In response to a reader's response to David Burda's "Reporter's notebook: Physician anger management":
I think Chris Farley's "dollars and doughnuts" are on the wrong issue. Do you mean to say that physicians cannot learn the same way thousands of nurses and other clinicians have? I am sick to death of hearing that physicians' learning needs are so different. Education should be and is tailored to the audience to whom it's presented. Effort goes into putting like clinicians into classes (nurses with nurses, physicians with physicians, unit administrative staff with unit administrative staff) so time isn't spent going over unnecessary topics. Class sizes are kept small with multiple "rovers" involved to offer immediate help for those who need it. Classes are presented during the day, at night and on weekends to cover the myriad of schedules worked. I know because as a former implementation analyst and independent consultant, Ive worked on the outlines and the schedules and taught the sessions.
I have spent countless hours in the middle of the night, on weekends and during extended "go live" support working with physicians who never showed up for scheduled training. They were presented with the same material that was presented in the classes scheduled for physicians prior to going live. But they couldn't be bothered with showing up for the class they themselves had signed up to take.
Poor EHR design doesn't wash either.
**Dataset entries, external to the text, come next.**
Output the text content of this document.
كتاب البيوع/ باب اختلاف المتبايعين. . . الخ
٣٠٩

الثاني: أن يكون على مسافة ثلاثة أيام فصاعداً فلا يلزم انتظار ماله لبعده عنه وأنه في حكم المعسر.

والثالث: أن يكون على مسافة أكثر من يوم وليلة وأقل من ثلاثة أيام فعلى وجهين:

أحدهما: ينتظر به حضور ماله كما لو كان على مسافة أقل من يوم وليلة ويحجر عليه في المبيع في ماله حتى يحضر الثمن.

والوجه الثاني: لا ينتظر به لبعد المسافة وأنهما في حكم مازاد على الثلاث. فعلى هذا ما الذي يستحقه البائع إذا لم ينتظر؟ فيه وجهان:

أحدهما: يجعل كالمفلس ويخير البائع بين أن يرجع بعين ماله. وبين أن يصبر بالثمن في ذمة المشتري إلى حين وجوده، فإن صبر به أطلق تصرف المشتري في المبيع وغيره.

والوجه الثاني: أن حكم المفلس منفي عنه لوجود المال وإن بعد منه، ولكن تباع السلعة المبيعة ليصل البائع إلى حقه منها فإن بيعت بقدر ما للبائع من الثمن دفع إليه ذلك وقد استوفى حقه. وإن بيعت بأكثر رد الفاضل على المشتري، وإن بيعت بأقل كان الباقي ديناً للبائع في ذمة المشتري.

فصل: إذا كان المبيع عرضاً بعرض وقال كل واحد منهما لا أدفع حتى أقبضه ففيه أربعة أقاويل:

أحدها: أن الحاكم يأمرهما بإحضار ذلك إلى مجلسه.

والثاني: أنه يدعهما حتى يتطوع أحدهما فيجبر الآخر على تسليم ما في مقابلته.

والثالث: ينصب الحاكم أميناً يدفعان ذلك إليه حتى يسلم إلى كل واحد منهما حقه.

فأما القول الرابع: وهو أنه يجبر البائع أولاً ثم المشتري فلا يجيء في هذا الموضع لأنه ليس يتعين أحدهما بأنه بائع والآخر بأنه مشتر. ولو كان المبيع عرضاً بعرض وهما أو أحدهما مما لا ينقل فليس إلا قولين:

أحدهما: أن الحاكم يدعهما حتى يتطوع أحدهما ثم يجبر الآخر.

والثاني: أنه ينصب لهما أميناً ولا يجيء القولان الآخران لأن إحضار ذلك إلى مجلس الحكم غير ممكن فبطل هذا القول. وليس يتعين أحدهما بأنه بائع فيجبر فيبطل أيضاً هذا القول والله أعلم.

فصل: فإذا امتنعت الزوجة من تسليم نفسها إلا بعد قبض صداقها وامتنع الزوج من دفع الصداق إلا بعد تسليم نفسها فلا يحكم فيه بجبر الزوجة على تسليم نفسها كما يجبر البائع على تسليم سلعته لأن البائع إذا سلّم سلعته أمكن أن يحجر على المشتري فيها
The physician groups are asked and in many cases begged to get involved in system design from the beginning and no one ever shows up or one physician is designated as the representative for all services, physician levels and programs. How many conference sessions and articles have been written about techniques to involve physicians in implementing EHR systems? Then the system goes live and physicians who never thought about participating complain because no one met their needs.
Healthcare facilities have catered to physicians for decades and implementing information technology is no different. It's time to stop treating physicians differently than the rest of healthcare professionals. If physicians want to be properly trained and supported then they need to take responsibility, as a group, for their own learning and to make their wants and needs known just as every other discipline does. Until a plurality of physicians decide to get involved in the design and implementation of EHR systems and become partners in creating solutions, they will continue to need someone to pick up the tab for their mental health.